Urgent need for genetic screening: The available treatments for Thalassemia Major place a huge economic burden on patients.  The cost of supportive care and management of a child with thalassemia major is estimated at Rs 1,00,000- 2,50,000 per year depending on the age and presence of complications. Cost of a bone marrow transplant (BMT) is estimated to be Rs 14-Rs 15 lakh, according to the union ministry statistics. Also, getting a match for BMT is very difficult. Therefore, the best cure for thalassemia is prevention through genetic screening.

Absence of General Population Screening: What we generally do in India is secondary prevention where the parents go for carrier screening only after one child is born with Thalassemia. But, ideally, there should be general population screening so that such births can be prevented. The carrier screening test is a simple and inexpensive test called the Haemoglobin Electrophoresis which can be done at most biochemistry labs. The awareness about this disorder is high in cities, but low in rural areas.

Lack of Awareness around Pre-marital genetic screening: There are three stages at which a couple can undergo screening – pre-marriage, post-marriage but pre-conception, and first trimester of pregnancy. Unfortunately, in India, there is a lot of stigma attached to pre-marital genetic screening. It has been made mandatory in many Mediterranean countries. The availability and safety of blood are important for thalassemia major patients. Gynaecologists should make couples undergo the test for Thalassemia when they prescribe other tests, so that no one is born with Thalassemia Major. The more aware the public is about thalassemia, the more likely they are to take this test.

The Way Ahead:

Thalassemia free India is a very real possibility. To achieve it, focused, backward planning and awareness generation is the need of the hour.

Patients from impoverished families do not have sufficient information regarding free treatment centres. They do not even know where to go to collect free medicines. The government should take up thalassaemia as a serious public health concern and arrange patient education programs. We need quality drugs to be made available freely by the government at least to poor patients.

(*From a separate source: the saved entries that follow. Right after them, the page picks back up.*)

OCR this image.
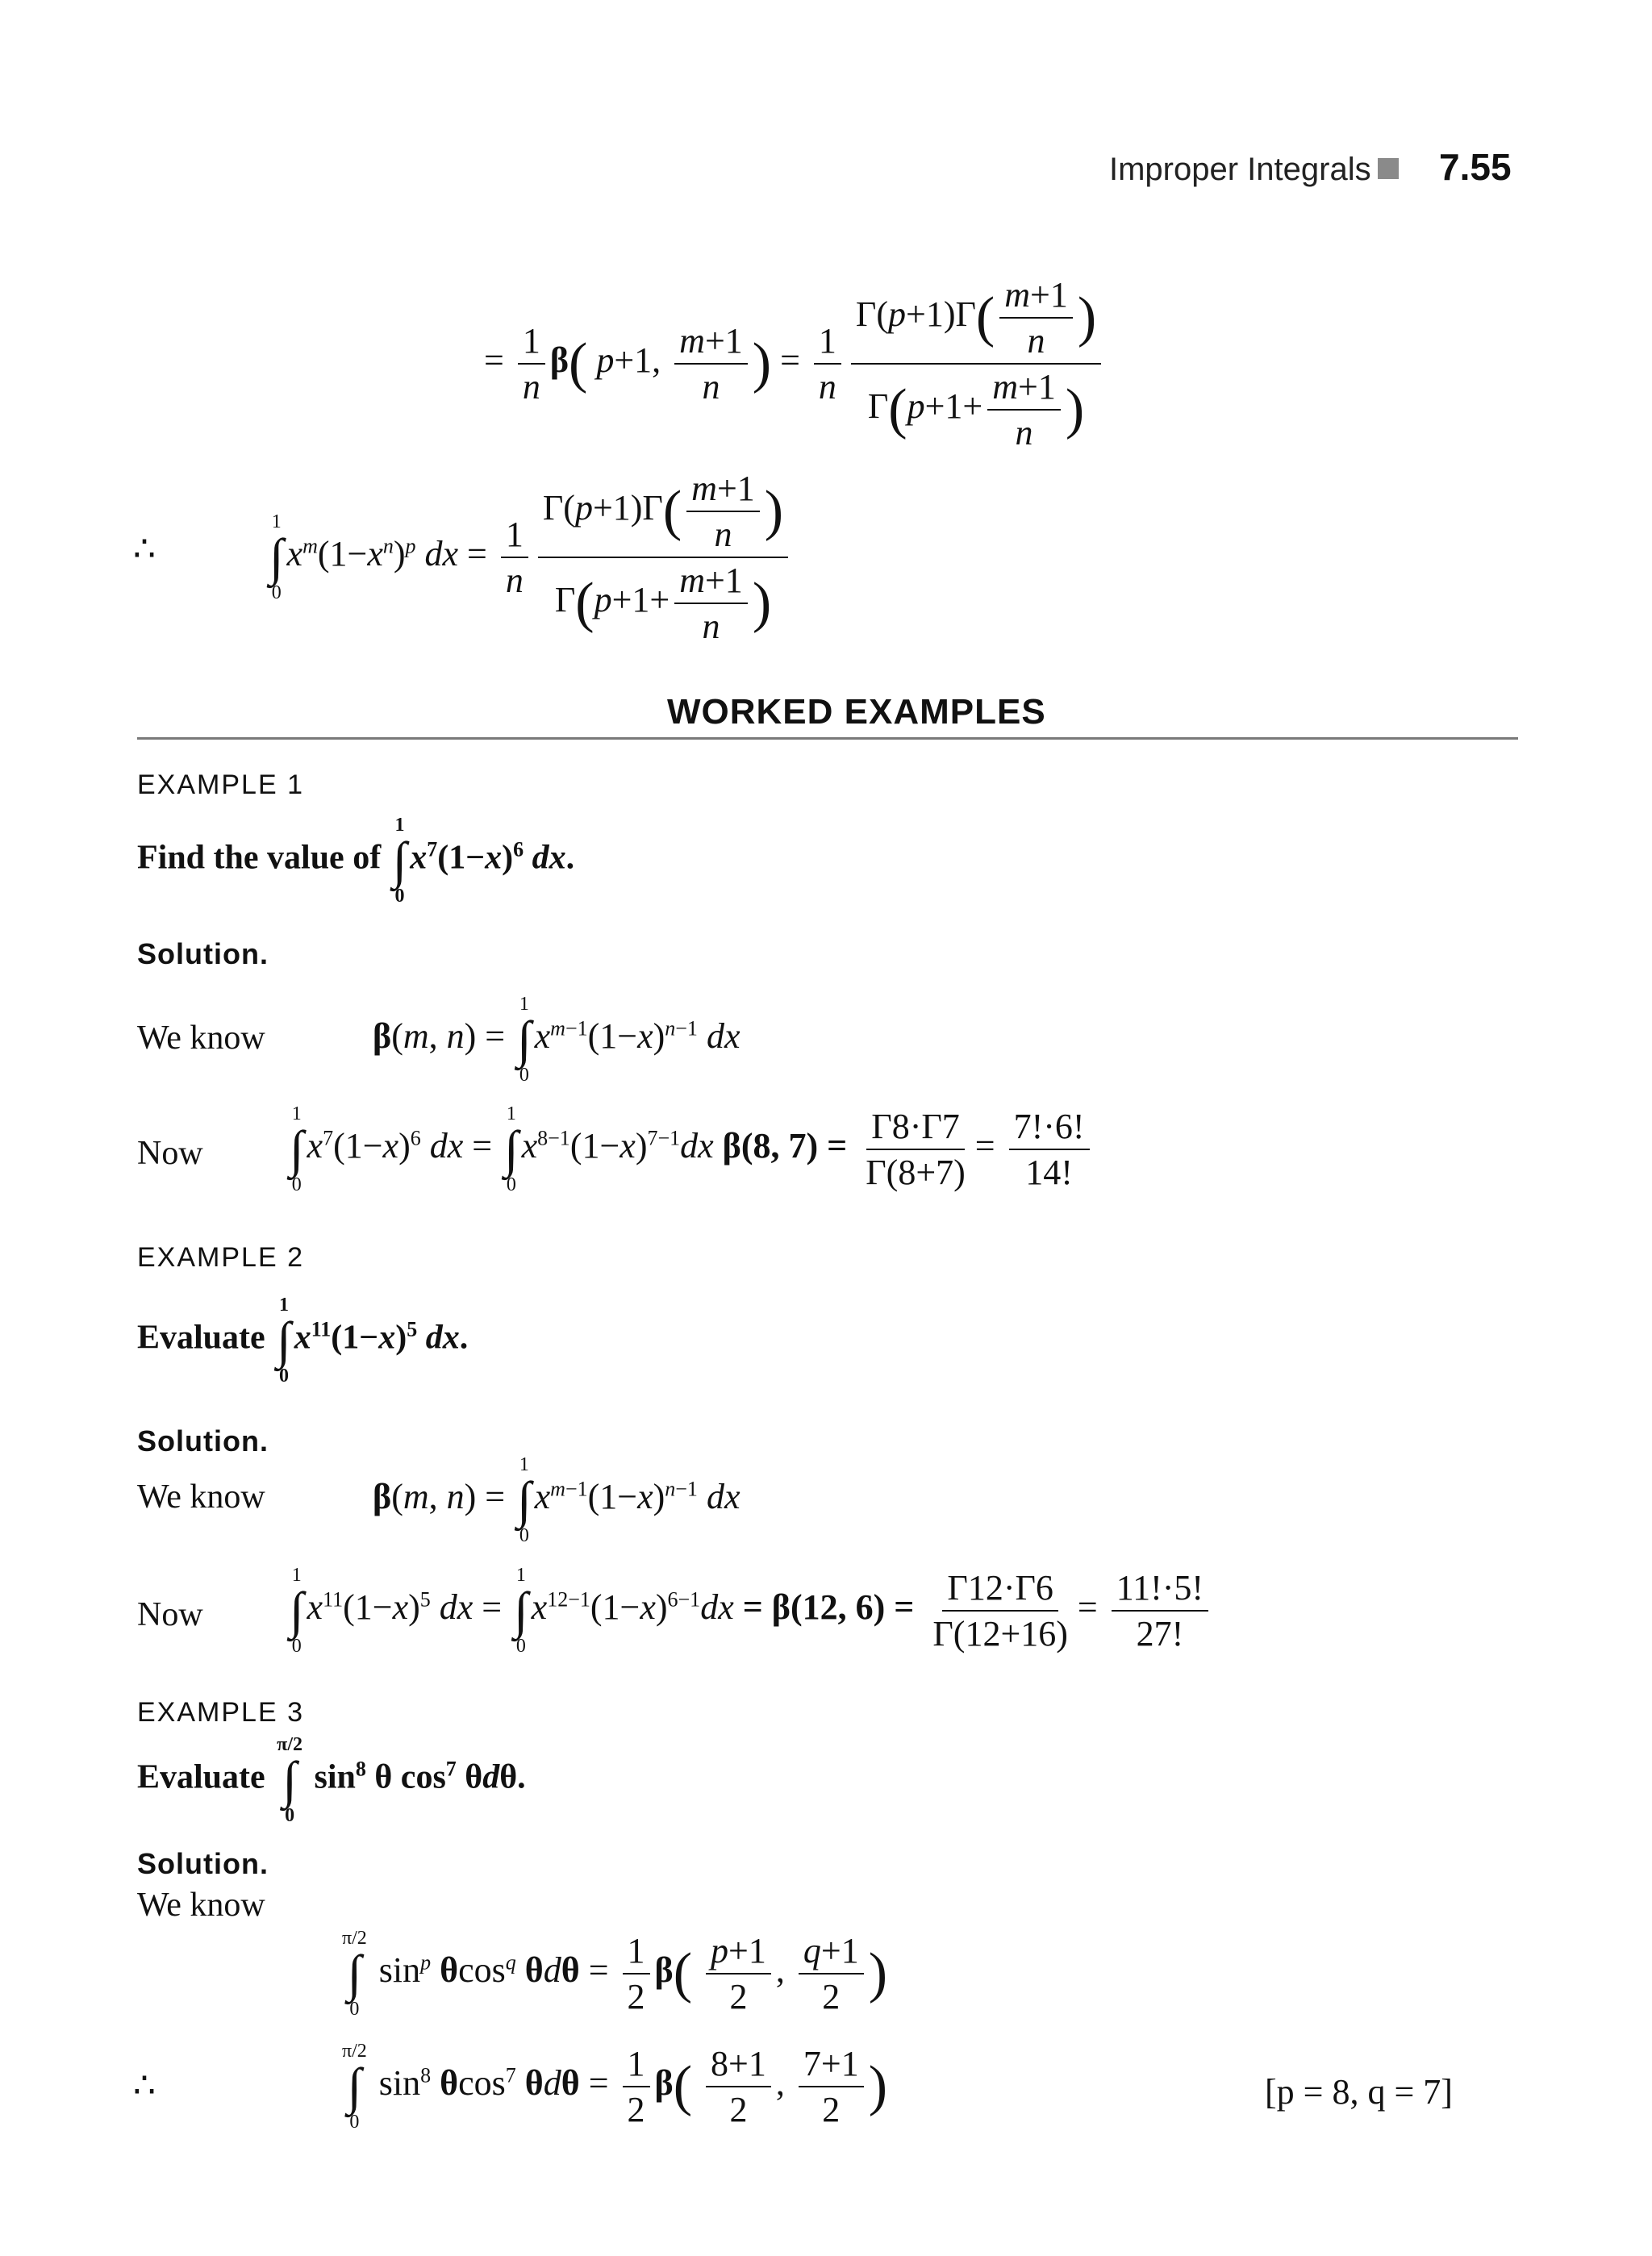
Improper Integrals 7.55
= $\frac{1}{n} \beta$( p+1, $\frac{m+1}{n}$ ) = $\frac{1}{n} \frac{\Gamma(p+1)\Gamma( \frac{m+1}{n} )}{\Gamma(p+1+ \frac{m+1}{n} )}$
∴
1
∫
0
$x^m(1-x^n)^p$ dx = $\frac{1}{n} \frac{\Gamma(p+1)\Gamma( \frac{m+1}{n} )}{\Gamma(p+1+ \frac{m+1}{n} )}$
WORKED EXAMPLES
EXAMPLE 1
Find the value of
1
∫
0
$x^7(1-x)^6$ dx.
Solution.
We know	β(m, n) =
1
∫
0
$x^{m-1}(1-x)^{n-1}$ dx
Now
1
∫
0
$x^7(1-x)^6$ dx =
1
∫
0
$x^{8-1}(1-x)^{7-1}dx$ β(8, $7) = \frac{\Gamma 8\cdot\Gamma 7}{\Gamma(8+7)} = \frac{7!\cdot 6!}{14!}$
EXAMPLE 2
Evaluate
1
∫
0
$x^{11}(1-x)^5$ dx.
Solution.
We know	β(m, n) =
1
∫
0
$x^{m-1}(1-x)^{n-1}$ dx
Now
1
∫
0
$x^{11}(1-x)^5$ dx =
1
∫
0
$x^{12-1}(1-x)^{6-1}dx = \beta(12$, $6) = \frac{\Gamma 12\cdot\Gamma 6}{\Gamma(12+16)} = \frac{11!\cdot 5!}{27!}$
EXAMPLE 3
Evaluate
π/2
∫
0
$\sin^8 \theta$ $\cos^7 \theta d\theta$.
Solution.
We know
π/2
∫
0
$\sin^p \theta\cos^q$ $\theta d\theta = \frac{1}{2} \beta( \frac{p+1}{2}$ , $\frac{q+1}{2}$ )
∴
π/2
∫
0
$\sin^8 \theta\cos^7$ $\theta d\theta = \frac{1}{2} \beta( \frac{8+1}{2}$ , $\frac{7+1}{2}$ )	[p = 8, q = 7]
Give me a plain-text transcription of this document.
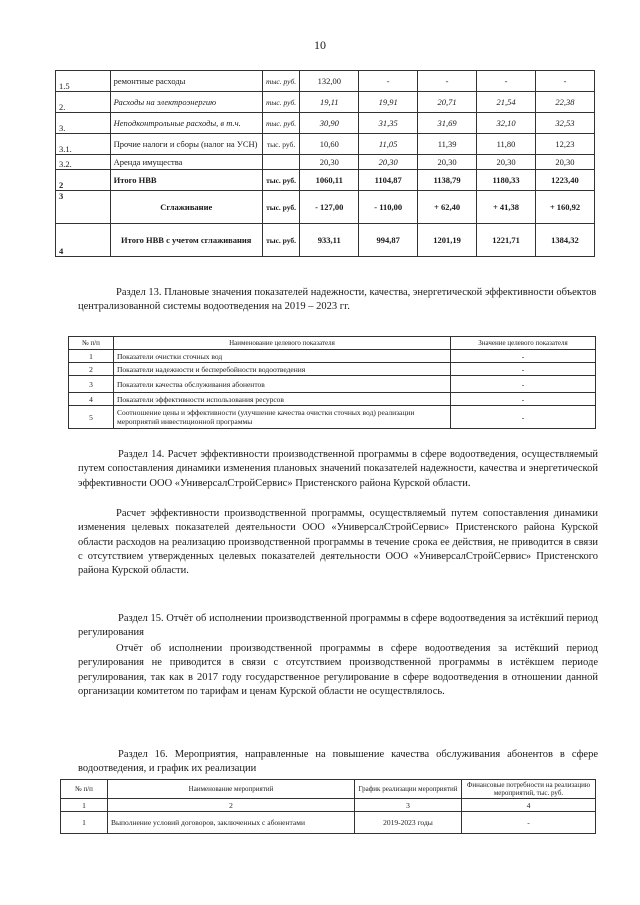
10
1.5	ремонтные расходы	тыс. руб.	132,00	-	-	-	-
2.	Расходы на электроэнергию	тыс. руб.	19,11	19,91	20,71	21,54	22,38
3.	Неподконтрольные расходы, в т.ч.	тыс. руб.	30,90	31,35	31,69	32,10	32,53
3.1.	Прочие налоги и сборы (налог на УСН)	тыс. руб.	10,60	11,05	11,39	11,80	12,23
3.2.	Аренда имущества		20,30	20,30	20,30	20,30	20,30
2	Итого НВВ	тыс. руб.	1060,11	1104,87	1138,79	1180,33	1223,40
3	Сглаживание	тыс. руб.	- 127,00	- 110,00	+ 62,40	+ 41,38	+ 160,92
4	Итого НВВ с учетом сглаживания	тыс. руб.	933,11	994,87	1201,19	1221,71	1384,32
Раздел 13. Плановые значения показателей надежности, качества, энергетической эффективности объектов централизованной системы водоотведения на 2019 – 2023 гг.
№ п/п	Наименование целевого показателя	Значение целевого показателя
1	Показатели очистки сточных вод	-
2	Показатели надежности и бесперебойности водоотведения	-
3	Показатели качества обслуживания абонентов	-
4	Показатели эффективности использования ресурсов	-
5	Соотношение цены и эффективности (улучшение качества очистки сточных вод) реализации мероприятий инвестиционной программы	-
Раздел 14. Расчет эффективности производственной программы в сфере водоотведения, осуществляемый путем сопоставления динамики изменения плановых значений показателей надежности, качества и энергетической эффективности ООО «УниверсалСтройСервис» Пристенского района Курской области.
Расчет эффективности производственной программы, осуществляемый путем сопоставления динамики изменения целевых показателей деятельности ООО «УниверсалСтройСервис» Пристенского района Курской области расходов на реализацию производственной программы в течение срока ее действия, не приводится в связи с отсутствием утвержденных целевых показателей деятельности ООО «УниверсалСтройСервис» Пристенского района Курской области.
Раздел 15. Отчёт об исполнении производственной программы в сфере водоотведения за истёкший период регулирования
Отчёт об исполнении производственной программы в сфере водоотведения за истёкший период регулирования не приводится в связи с отсутствием производственной программы в истёкшем периоде регулирования, так как в 2017 году государственное регулирование в сфере водоотведения в отношении данной организации комитетом по тарифам и ценам Курской области не осуществлялось.
Раздел 16. Мероприятия, направленные на повышение качества обслуживания абонентов в сфере водоотведения, и график их реализации
№ п/п	Наименование мероприятий	График реализации мероприятий	Финансовые потребности на реализацию мероприятий, тыс. руб.
1	2	3	4
1	Выполнение условий договоров, заключенных с абонентами	2019-2023 годы	-
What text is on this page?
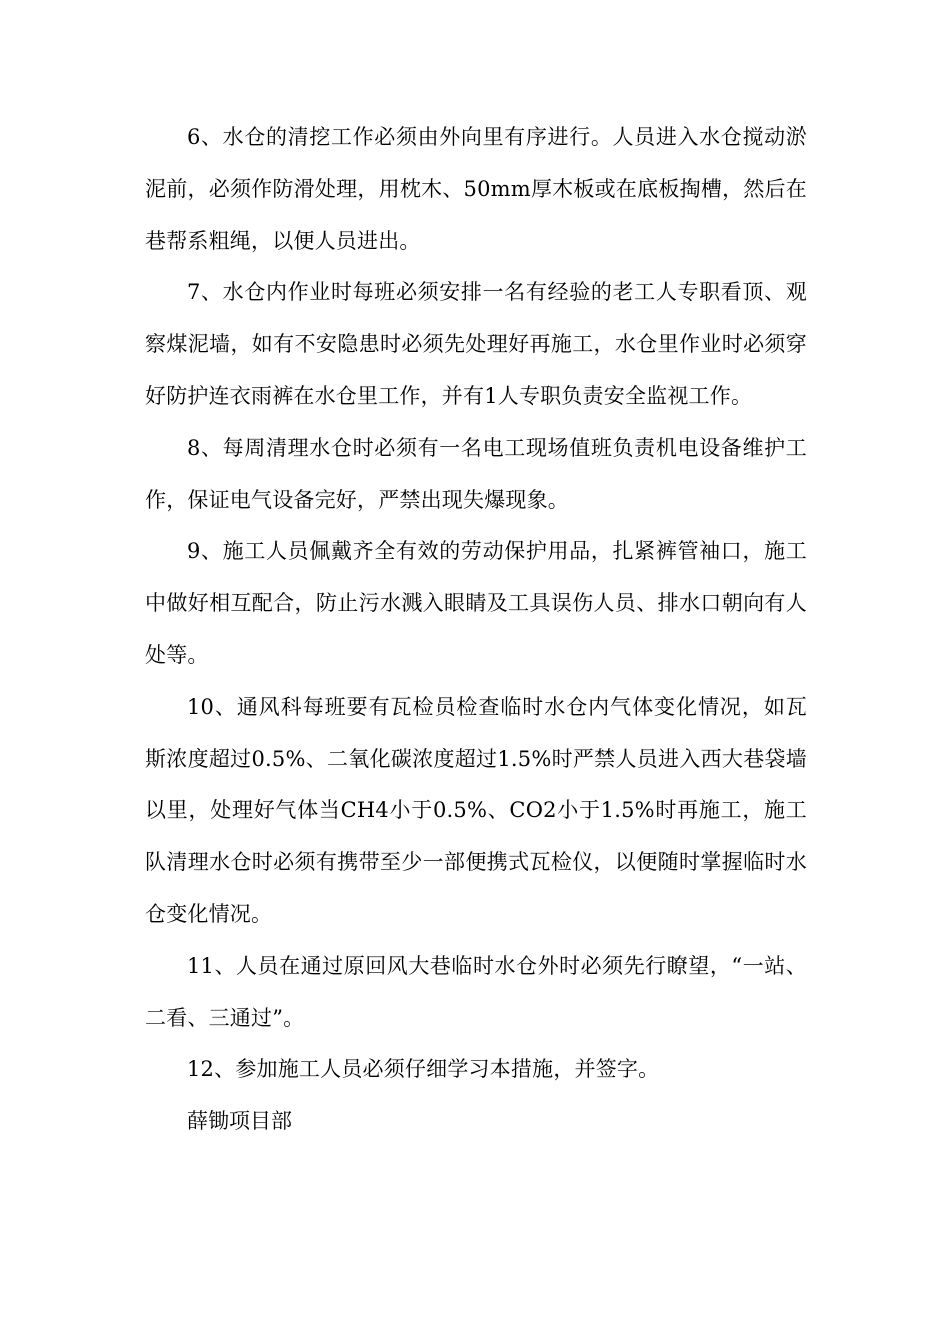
6、水仓的清挖工作必须由外向里有序进行。人员进入水仓搅动淤泥前，必须作防滑处理，用枕木、50mm厚木板或在底板掏槽，然后在巷帮系粗绳，以便人员进出。

7、水仓内作业时每班必须安排一名有经验的老工人专职看顶、观察煤泥墙，如有不安隐患时必须先处理好再施工，水仓里作业时必须穿好防护连衣雨裤在水仓里工作，并有1人专职负责安全监视工作。

8、每周清理水仓时必须有一名电工现场值班负责机电设备维护工作，保证电气设备完好，严禁出现失爆现象。

9、施工人员佩戴齐全有效的劳动保护用品，扎紧裤管袖口，施工中做好相互配合，防止污水溅入眼睛及工具误伤人员、排水口朝向有人处等。

10、通风科每班要有瓦检员检查临时水仓内气体变化情况，如瓦斯浓度超过0.5%、二氧化碳浓度超过1.5%时严禁人员进入西大巷袋墙以里，处理好气体当CH4小于0.5%、CO2小于1.5%时再施工，施工队清理水仓时必须有携带至少一部便携式瓦检仪，以便随时掌握临时水仓变化情况。

11、人员在通过原回风大巷临时水仓外时必须先行瞭望，“一站、二看、三通过”。

12、参加施工人员必须仔细学习本措施，并签字。

薛锄项目部
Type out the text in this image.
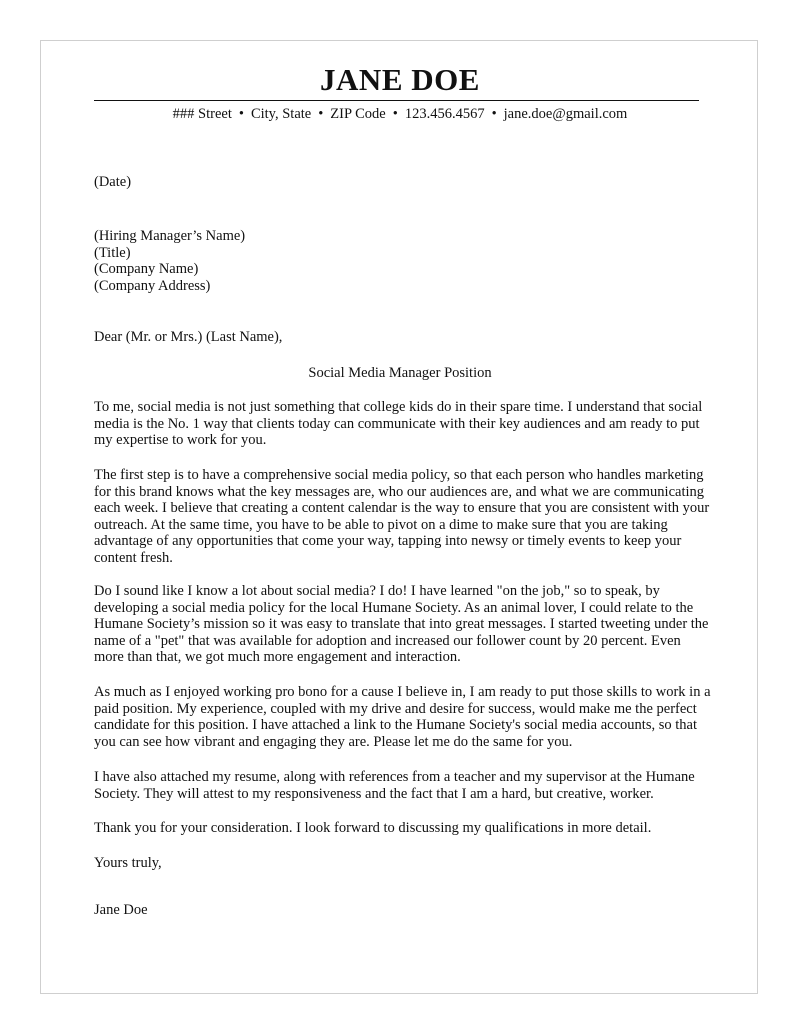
JANE DOE
### Street • City, State • ZIP Code • 123.456.4567 • jane.doe@gmail.com
(Date)
(Hiring Manager’s Name)
(Title)
(Company Name)
(Company Address)
Dear (Mr. or Mrs.) (Last Name),
Social Media Manager Position
To me, social media is not just something that college kids do in their spare time. I understand that social
media is the No. 1 way that clients today can communicate with their key audiences and am ready to put
my expertise to work for you.
The first step is to have a comprehensive social media policy, so that each person who handles marketing
for this brand knows what the key messages are, who our audiences are, and what we are communicating
each week. I believe that creating a content calendar is the way to ensure that you are consistent with your
outreach. At the same time, you have to be able to pivot on a dime to make sure that you are taking
advantage of any opportunities that come your way, tapping into newsy or timely events to keep your
content fresh.
Do I sound like I know a lot about social media? I do! I have learned "on the job," so to speak, by
developing a social media policy for the local Humane Society. As an animal lover, I could relate to the
Humane Society’s mission so it was easy to translate that into great messages. I started tweeting under the
name of a "pet" that was available for adoption and increased our follower count by 20 percent. Even
more than that, we got much more engagement and interaction.
As much as I enjoyed working pro bono for a cause I believe in, I am ready to put those skills to work in a
paid position. My experience, coupled with my drive and desire for success, would make me the perfect
candidate for this position. I have attached a link to the Humane Society's social media accounts, so that
you can see how vibrant and engaging they are. Please let me do the same for you.
I have also attached my resume, along with references from a teacher and my supervisor at the Humane
Society. They will attest to my responsiveness and the fact that I am a hard, but creative, worker.
Thank you for your consideration. I look forward to discussing my qualifications in more detail.
Yours truly,
Jane Doe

The time is ripe for medical researchers, doctors, research institutes and early-stage clinical companies to enter the arena and work on a feasible gene therapy solution for thalassaemia. If successful, it can pave the way for therapeutics for other rare, genetic disorders in India.

The model of Pre-marital genetic screening must be replicated and there is a need to increase the number of centers in India which are able to perform premarital diagnosis, and provide this facility at a subsidised cost or free for the poor, and introduce quality control programs. An important challenge is to develop pre-implantation genetic diagnosis as many couples are distressed by having affected children in consecutive pregnancies. Investment in grass root level techniques for premarital screening would be worthwhile, as this would help to provide diagnosis in peripheral areas also. The need of the hour is to introduce control programs in the high risk States.